Japanese Finance Minister Shunichi Suzuki said on Friday there were "speculative" moves behind recent yen declines, suggesting authorities remained on stand-by to intervene in the market to address any excessive falls in the currency.

Suzuki also said authorities were watching the speed, rather than the levels, of the yen's moves. He repeated Tokyo's recent warnings that authorities would not rule out any steps to respond to disorderly currency moves.

"Given how the yen's declines are continuing despite the interest rate gap narrowing, albeit modestly, suggest that there are speculative moves in the market," Suzuki told parliament.

"It's important for currency rates to move stably, reflecting fundamentals.
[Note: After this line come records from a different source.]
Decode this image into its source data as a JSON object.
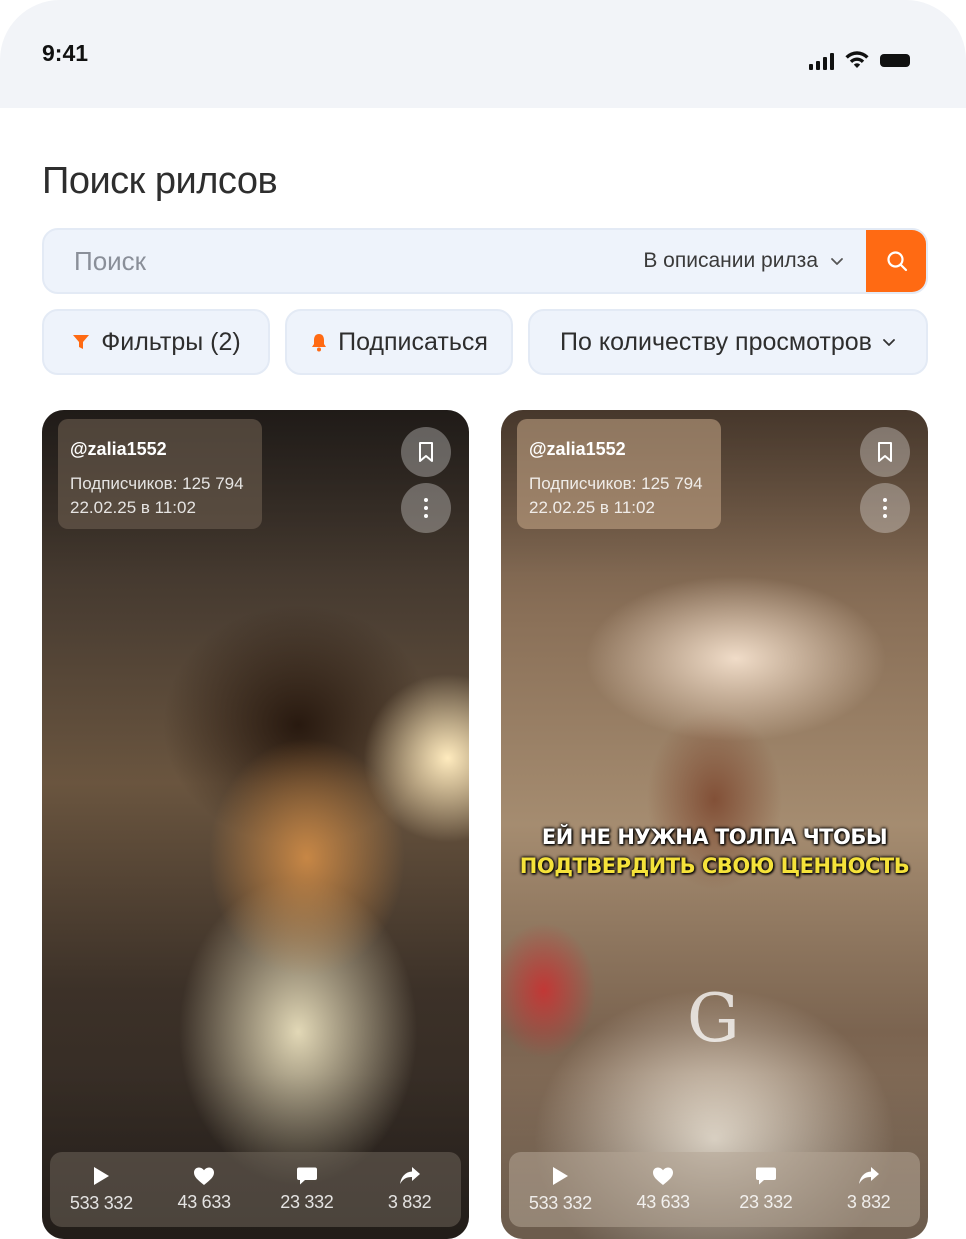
{
  "status_bar": {
    "time": "9:41"
  },
  "page_title": "Поиск рилсов",
  "search": {
    "placeholder": "Поиск",
    "scope_label": "В описании риlза",
    "scope_label_display": "В описании риlза"
  },
  "chips": {
    "filters": "Фильтры (2)",
    "subscribe": "Подписаться",
    "sort": "По количеству просмотров"
  },
  "colors": {
    "accent": "#ff6a13",
    "surface": "#eef3fb",
    "status_bar_bg": "#f2f4f8",
    "caption_yellow": "#f5e23a"
  },
  "cards": [
    {
      "username": "@zalia1552",
      "subscribers": "Подписчиков: 125 794",
      "date": "22.02.25 в 11:02",
      "stats": {
        "views": "533 332",
        "likes": "43 633",
        "comments": "23 332",
        "shares": "3 832"
      }
    },
    {
      "username": "@zalia1552",
      "subscribers": "Подписчиков: 125 794",
      "date": "22.02.25 в 11:02",
      "caption_line1": "ЕЙ НЕ НУЖНА ТОЛПА ЧТОБЫ",
      "caption_line2": "ПОДТВЕРДИТЬ СВОЮ ЦЕННОСТЬ",
      "watermark": "G",
      "stats": {
        "views": "533 332",
        "likes": "43 633",
        "comments": "23 332",
        "shares": "3 832"
      }
    }
  ],
  "icons": {
    "search": "search-icon",
    "filter": "filter-icon",
    "bell": "bell-icon",
    "chevron": "chevron-down-icon",
    "bookmark": "bookmark-icon",
    "more": "more-vertical-icon",
    "play": "play-icon",
    "heart": "heart-icon",
    "comment": "comment-icon",
    "share": "share-icon"
  }
}
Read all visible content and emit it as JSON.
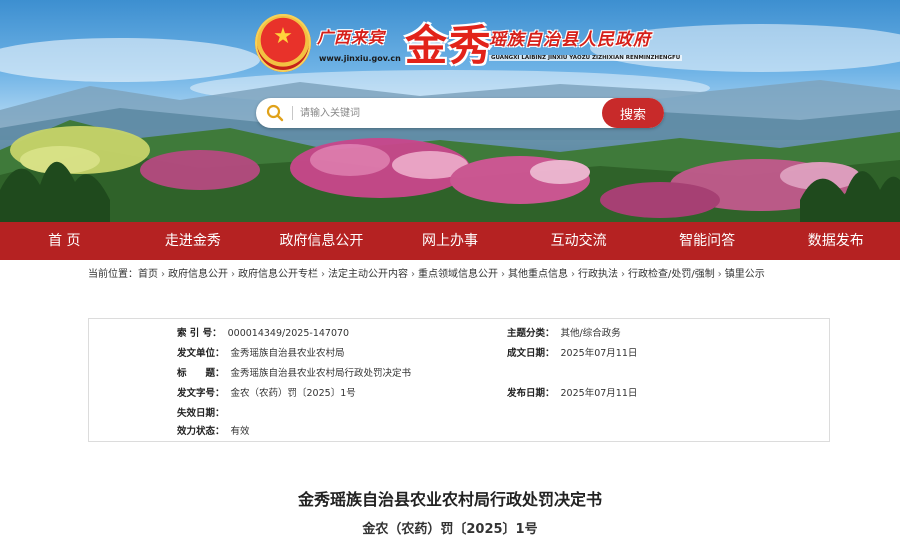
{
  "header": {
    "region_name": "广西来宾",
    "site_url": "www.jinxiu.gov.cn",
    "brand_name": "金秀",
    "government_name": "瑶族自治县人民政府",
    "pinyin_line": "GUANGXI LAIBINZ JINXIU YAOZU ZIZHIXIAN RENMINZHENGFU"
  },
  "search": {
    "placeholder": "请输入关键词",
    "button_label": "搜索"
  },
  "nav": {
    "items": [
      "首 页",
      "走进金秀",
      "政府信息公开",
      "网上办事",
      "互动交流",
      "智能问答",
      "数据发布"
    ]
  },
  "breadcrumb": {
    "prefix": "当前位置：",
    "items": [
      "首页",
      "政府信息公开",
      "政府信息公开专栏",
      "法定主动公开内容",
      "重点领域信息公开",
      "其他重点信息",
      "行政执法",
      "行政检查/处罚/强制",
      "镇里公示"
    ]
  },
  "info": {
    "index_label": "索 引 号：",
    "index_value": "000014349/2025-147070",
    "issuer_label": "发文单位：",
    "issuer_value": "金秀瑶族自治县农业农村局",
    "title_label": "标　　题：",
    "title_value": "金秀瑶族自治县农业农村局行政处罚决定书",
    "doc_no_label": "发文字号：",
    "doc_no_value": "金农（农药）罚〔2025〕1号",
    "expiry_label": "失效日期：",
    "expiry_value": "",
    "validity_label": "效力状态：",
    "validity_value": "有效",
    "category_label": "主题分类：",
    "category_value": "其他/综合政务",
    "created_label": "成文日期：",
    "created_value": "2025年07月11日",
    "published_label": "发布日期：",
    "published_value": "2025年07月11日"
  },
  "document": {
    "title": "金秀瑶族自治县农业农村局行政处罚决定书",
    "number": "金农（农药）罚〔2025〕1号"
  }
}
Excessive volatility is undesirable, and we are watching market moves from this perspective," he said.

With the BOJ's policy rate still stuck around zero, expectations the gap between U.S. and Japanese interest rates will remain wide are giving traders an excuse to keep selling yen, analysts say.

The yen has been on a downtrend since the Bank of Japan's decision last week to end eight years of negative interest rates and roll back its radical stimulus program.

The Japanese currency hit a 34-year low against the dollar at 151.975 this week, as markets interpreted the BOJ's dovish guidance as suggesting that rate hikes will be slow in forthcoming. It has recouped some losses to stand at 151.35 on Friday.

Japanese policymakers have historically favored a weak yen as it helps boost profits at the country's big manufacturers.

But the yen's sharp declines have recently added to headaches for Tokyo by inflating the cost of raw material imports, hurting consumption and retail profits.